Page MenuHomeFreeBSD

Reallocate pcpu area on the correct domain.
ClosedPublic

Authored by jeff on Tue, Aug 13, 1:49 AM.

Details

Summary

This patch simply allocates various per-cpu data-structures on the correct domain. The actual pcpu area is reallocated and we waste a page. Recovering the page is likely more costly than the benefit as it will increase the size of the page array.

Diff Detail

Repository
rS FreeBSD src repository
Lint
Automatic diff as part of commit; lint not applicable.
Unit
Automatic diff as part of commit; unit tests not applicable.

Event Timeline

jeff created this revision.Tue, Aug 13, 1:49 AM
jeff retitled this revision from Reallocate pcpu area on the correct domain if it is not already. Parts of this diff were originally from kib. to Reallocate pcpu area on the correct domain..Tue, Aug 13, 1:52 AM
jeff edited the summary of this revision. (Show Details)
jeff added reviewers: markj, kib, gallatin, jhb, glebius.
kib added inline comments.Tue, Aug 13, 7:28 AM
sys/amd64/amd64/mp_machdep.c
406 ↗(On Diff #60707)

You are remapping a page in the kernel .bss section, I think that pmap_enter() works there only by a chance for now. I am sure that we do not want to support such use of pmap_enter().

Ideally we would use something like pmap_qenter(), but .bss might be mapped with superpage.

jeff added inline comments.Tue, Aug 13, 7:31 AM
sys/amd64/amd64/mp_machdep.c
406 ↗(On Diff #60707)

What might break it? Why do we not want to support this?

kib added inline comments.Tue, Aug 13, 11:07 AM
sys/amd64/amd64/mp_machdep.c
406 ↗(On Diff #60707)

For instance, vm_page_array elements backing pages of kernel text/data/bss were not initialized until very recently. We never faulted on kernel segments, and pmap_enter() was correspondingly never needed there.

jeff added inline comments.Tue, Aug 13, 5:09 PM
sys/amd64/amd64/mp_machdep.c
406 ↗(On Diff #60707)

Ok but I still don't see a reason not to do this. It is simple and it works. Anything I do will just be a more long winded replacement of the same code.

kib added inline comments.Tue, Aug 13, 5:35 PM
sys/amd64/amd64/mp_machdep.c
406 ↗(On Diff #60707)

I do not object (strongly), just pointing out that the code introduces a new requirement.

Also, this causes demotion of the superpage mapping the data (.data + .bss), I believe.

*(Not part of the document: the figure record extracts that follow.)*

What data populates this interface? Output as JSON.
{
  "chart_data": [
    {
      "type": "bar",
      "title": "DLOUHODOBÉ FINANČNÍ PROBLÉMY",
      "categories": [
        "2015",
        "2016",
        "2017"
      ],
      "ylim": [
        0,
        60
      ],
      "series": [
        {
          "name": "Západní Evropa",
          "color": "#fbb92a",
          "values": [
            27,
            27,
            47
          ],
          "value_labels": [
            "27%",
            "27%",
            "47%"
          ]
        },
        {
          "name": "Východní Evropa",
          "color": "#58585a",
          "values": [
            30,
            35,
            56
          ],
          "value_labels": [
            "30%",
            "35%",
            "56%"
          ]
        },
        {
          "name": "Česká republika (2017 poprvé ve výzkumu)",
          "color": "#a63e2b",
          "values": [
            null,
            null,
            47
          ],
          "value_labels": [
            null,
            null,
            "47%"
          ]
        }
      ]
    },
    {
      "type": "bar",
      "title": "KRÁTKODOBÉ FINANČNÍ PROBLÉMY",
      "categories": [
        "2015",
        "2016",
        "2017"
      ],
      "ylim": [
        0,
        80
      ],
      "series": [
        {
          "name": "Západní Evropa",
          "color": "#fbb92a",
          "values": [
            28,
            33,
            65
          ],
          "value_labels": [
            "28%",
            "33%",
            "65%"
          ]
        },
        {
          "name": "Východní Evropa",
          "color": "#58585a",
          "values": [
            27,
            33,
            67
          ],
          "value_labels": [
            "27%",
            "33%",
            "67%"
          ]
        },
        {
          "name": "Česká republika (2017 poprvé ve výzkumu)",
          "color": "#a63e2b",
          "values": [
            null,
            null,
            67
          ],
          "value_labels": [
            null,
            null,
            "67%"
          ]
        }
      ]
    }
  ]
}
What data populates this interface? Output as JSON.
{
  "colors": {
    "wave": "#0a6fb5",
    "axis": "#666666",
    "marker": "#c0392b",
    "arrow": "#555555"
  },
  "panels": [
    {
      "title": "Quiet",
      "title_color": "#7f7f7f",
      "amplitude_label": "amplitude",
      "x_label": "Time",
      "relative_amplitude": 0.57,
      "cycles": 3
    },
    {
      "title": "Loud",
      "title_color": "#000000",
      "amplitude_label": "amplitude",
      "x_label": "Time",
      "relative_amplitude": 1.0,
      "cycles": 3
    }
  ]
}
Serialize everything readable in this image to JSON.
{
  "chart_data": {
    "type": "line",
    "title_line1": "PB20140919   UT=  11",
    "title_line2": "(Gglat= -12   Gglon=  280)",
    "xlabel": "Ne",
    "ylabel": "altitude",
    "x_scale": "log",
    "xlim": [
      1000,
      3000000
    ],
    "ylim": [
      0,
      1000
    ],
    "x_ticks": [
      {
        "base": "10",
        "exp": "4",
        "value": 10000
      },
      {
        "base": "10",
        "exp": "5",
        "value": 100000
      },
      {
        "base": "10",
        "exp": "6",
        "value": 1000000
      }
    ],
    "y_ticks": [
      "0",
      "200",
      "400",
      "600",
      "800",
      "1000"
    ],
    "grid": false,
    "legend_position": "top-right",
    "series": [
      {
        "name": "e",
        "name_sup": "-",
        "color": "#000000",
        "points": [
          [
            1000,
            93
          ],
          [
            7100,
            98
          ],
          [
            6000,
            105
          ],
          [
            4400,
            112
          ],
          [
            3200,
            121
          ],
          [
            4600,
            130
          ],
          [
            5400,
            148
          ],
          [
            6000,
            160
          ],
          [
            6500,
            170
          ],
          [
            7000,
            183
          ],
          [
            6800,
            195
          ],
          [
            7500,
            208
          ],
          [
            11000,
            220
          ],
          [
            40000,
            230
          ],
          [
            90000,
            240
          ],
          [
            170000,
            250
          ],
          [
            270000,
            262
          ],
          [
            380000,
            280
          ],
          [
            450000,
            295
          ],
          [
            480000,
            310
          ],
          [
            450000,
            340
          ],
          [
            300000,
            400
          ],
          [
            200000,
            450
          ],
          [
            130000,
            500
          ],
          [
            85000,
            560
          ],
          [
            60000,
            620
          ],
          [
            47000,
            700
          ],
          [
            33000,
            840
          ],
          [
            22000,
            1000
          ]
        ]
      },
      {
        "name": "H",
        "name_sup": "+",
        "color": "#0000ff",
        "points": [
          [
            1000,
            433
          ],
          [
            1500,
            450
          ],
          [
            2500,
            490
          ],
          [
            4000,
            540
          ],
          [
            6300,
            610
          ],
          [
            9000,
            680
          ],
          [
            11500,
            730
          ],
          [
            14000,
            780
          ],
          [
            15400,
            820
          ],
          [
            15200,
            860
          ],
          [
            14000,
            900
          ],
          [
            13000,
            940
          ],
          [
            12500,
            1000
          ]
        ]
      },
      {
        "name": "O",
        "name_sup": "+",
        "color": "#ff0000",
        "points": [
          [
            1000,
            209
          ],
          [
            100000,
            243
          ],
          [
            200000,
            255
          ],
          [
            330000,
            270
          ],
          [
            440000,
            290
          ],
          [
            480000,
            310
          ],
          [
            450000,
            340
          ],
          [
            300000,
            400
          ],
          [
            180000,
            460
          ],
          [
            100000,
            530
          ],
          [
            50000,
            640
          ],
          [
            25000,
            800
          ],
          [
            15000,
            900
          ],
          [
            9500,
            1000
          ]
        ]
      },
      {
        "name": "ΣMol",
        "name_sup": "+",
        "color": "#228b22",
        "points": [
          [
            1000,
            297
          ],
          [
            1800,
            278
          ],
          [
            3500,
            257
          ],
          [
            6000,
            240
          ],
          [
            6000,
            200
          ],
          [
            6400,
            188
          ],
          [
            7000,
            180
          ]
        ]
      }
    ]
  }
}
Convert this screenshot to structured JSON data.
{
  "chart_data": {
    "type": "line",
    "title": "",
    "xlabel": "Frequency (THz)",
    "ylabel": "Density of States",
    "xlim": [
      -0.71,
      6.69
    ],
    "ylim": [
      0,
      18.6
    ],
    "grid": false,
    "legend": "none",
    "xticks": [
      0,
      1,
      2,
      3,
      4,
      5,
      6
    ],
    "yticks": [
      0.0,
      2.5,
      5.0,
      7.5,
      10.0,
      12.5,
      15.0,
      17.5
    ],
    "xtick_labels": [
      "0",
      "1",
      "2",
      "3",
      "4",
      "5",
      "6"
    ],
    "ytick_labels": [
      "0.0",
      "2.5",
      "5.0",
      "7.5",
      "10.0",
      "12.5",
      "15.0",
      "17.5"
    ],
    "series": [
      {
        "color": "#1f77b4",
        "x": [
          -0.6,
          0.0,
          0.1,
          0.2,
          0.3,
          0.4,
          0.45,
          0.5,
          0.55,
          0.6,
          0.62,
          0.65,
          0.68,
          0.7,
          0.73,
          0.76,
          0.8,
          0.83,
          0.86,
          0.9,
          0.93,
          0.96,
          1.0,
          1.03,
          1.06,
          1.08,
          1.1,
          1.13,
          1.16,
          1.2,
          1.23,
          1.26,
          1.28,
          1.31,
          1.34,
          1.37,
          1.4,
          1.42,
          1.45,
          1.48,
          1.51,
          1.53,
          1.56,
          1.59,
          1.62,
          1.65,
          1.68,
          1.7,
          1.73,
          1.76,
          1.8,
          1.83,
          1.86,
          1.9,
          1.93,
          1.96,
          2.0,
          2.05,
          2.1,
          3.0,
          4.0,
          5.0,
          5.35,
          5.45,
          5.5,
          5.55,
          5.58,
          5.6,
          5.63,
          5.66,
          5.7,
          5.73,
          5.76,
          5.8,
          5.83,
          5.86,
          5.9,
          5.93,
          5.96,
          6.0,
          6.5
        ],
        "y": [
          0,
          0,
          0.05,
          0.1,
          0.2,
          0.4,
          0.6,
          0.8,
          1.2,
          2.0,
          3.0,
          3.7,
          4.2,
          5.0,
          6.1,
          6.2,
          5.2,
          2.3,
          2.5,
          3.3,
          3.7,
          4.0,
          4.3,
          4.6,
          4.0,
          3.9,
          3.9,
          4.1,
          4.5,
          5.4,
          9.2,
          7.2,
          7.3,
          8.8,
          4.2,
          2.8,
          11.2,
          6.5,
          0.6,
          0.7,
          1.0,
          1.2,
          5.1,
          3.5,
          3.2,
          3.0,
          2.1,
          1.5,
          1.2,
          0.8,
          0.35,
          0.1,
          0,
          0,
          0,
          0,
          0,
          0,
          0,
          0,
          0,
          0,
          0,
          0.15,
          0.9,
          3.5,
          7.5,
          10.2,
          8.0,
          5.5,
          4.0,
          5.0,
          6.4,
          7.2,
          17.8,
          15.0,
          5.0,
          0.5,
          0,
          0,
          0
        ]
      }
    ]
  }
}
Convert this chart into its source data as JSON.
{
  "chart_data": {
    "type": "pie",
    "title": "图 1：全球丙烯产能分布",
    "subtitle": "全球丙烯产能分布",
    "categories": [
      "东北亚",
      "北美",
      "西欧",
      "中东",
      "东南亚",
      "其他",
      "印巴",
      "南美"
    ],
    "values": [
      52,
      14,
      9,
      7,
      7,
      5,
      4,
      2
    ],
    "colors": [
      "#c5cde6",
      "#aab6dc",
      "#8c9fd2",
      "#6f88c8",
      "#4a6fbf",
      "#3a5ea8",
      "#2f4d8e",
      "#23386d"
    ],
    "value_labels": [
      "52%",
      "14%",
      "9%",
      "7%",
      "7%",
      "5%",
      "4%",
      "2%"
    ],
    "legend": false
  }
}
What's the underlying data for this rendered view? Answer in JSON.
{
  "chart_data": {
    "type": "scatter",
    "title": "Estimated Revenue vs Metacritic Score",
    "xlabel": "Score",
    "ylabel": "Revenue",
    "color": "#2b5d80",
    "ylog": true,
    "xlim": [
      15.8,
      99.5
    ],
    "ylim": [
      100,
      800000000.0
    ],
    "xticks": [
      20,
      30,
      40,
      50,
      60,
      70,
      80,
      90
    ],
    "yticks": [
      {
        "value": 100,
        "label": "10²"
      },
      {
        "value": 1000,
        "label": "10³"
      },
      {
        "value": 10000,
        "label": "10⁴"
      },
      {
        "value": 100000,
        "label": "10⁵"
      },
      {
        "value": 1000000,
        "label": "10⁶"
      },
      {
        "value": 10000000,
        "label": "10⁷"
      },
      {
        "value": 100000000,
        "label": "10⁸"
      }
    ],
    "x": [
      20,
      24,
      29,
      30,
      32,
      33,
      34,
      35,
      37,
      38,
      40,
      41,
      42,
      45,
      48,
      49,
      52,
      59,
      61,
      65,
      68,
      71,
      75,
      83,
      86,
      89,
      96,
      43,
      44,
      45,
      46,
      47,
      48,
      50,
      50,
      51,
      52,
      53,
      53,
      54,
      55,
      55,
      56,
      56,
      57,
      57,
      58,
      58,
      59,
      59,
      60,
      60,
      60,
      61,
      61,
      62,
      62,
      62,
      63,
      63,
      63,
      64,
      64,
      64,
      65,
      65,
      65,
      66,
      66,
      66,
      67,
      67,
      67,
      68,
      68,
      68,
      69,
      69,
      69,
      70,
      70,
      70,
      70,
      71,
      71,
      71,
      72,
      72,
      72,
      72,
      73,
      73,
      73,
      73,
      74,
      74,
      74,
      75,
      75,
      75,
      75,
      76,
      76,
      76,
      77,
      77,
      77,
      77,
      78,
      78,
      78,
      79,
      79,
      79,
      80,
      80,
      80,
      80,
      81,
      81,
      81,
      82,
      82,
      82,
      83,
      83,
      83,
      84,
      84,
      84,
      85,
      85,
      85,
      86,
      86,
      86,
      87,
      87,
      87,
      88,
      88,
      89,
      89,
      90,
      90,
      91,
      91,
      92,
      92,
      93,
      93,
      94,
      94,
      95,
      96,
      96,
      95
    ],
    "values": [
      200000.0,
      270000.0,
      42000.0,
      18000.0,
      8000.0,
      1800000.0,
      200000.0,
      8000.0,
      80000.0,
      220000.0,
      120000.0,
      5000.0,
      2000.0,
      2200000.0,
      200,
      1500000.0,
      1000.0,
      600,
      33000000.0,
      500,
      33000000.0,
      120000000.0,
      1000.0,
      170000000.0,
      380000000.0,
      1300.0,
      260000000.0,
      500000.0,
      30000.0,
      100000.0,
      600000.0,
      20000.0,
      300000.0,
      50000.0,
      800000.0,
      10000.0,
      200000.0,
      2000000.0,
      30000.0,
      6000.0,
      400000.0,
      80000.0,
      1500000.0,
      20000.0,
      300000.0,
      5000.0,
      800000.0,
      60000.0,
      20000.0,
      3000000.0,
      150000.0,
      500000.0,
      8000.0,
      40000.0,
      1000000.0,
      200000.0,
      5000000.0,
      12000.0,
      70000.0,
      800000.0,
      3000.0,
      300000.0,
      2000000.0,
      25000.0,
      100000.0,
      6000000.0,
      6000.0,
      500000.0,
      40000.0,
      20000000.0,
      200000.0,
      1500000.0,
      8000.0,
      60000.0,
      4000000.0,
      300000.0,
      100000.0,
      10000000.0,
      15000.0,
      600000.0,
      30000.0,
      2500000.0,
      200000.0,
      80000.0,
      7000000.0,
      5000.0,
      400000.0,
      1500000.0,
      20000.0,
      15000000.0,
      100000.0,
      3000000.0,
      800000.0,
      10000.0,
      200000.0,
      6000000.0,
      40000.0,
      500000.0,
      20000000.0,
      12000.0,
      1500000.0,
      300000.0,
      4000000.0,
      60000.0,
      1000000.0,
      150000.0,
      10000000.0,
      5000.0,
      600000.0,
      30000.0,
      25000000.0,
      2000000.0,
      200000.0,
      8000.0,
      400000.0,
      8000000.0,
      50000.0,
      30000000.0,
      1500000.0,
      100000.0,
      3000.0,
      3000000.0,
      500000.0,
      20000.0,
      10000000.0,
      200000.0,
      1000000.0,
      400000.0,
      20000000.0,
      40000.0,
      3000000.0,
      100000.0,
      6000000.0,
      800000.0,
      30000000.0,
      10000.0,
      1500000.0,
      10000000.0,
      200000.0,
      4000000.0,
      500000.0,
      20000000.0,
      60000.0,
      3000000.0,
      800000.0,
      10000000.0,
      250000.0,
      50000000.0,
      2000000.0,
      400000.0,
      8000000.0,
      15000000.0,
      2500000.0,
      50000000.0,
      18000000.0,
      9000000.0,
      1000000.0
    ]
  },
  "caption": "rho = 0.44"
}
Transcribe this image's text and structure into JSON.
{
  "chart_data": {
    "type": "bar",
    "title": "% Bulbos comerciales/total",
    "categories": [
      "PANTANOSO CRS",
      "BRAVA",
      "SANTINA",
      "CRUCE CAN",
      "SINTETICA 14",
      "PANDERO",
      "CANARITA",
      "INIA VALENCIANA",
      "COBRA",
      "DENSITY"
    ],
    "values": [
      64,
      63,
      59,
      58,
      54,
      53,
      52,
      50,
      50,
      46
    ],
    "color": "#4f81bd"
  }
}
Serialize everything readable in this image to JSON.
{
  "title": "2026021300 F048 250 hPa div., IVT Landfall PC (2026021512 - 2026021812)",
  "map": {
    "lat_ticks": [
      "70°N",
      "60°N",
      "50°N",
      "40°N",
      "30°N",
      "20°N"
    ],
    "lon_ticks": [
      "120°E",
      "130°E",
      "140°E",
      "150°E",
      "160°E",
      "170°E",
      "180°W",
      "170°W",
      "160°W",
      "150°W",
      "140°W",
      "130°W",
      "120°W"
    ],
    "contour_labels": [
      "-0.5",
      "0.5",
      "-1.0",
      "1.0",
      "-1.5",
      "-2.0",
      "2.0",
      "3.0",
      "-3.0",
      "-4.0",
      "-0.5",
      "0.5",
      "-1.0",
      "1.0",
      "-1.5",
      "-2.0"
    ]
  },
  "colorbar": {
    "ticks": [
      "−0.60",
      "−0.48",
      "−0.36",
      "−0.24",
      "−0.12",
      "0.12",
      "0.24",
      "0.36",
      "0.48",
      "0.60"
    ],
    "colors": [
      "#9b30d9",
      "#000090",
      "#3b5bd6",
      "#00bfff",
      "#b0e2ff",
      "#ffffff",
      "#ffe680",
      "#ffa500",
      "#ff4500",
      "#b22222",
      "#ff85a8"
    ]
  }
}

jeff added a reviewer: mmacy.Thu, Aug 15, 7:29 PM
jeff added a comment.Sun, Aug 18, 8:36 AM

If there is no strong objection I will commit this tomorrow.

kib accepted this revision.Sun, Aug 18, 6:25 PM
This revision is now accepted and ready to land.Sun, Aug 18, 6:25 PM
gallatin requested changes to this revision.Sun, Aug 18, 7:52 PM
gallatin added inline comments.
sys/amd64/amd64/mp_machdep.c
470 ↗(On Diff #60707)

I'm getting a panic here on AMD rome configured in non-numa mode. I think we need to avoid acpi_pxm_get_cpu_locality() when we're not on a numa machine. The following patch seems to fix it:

        /* start each AP */
-       for (cpu = 1; cpu < mp_ncpus; cpu++) {
+       for (domain = 0, cpu = 1; cpu < mp_ncpus; cpu++) {
                apic_id = cpu_apic_ids[cpu];
-               domain = acpi_pxm_get_cpu_locality(apic_id);
+#ifdef NUMA
+               if (vm_ndomains > 1)
+                       domain = acpi_pxm_get_cpu_locality(apic_id);
+#endif
                /* allocate and set up an idle stack data page */
                bootstacks[cpu] = (void *)kmem_malloc_domainset(
This revision now requires changes to proceed.Sun, Aug 18, 7:52 PM
This revision was not accepted when it landed; it landed in state Needs Revision.
This revision was automatically updated to reflect the committed changes.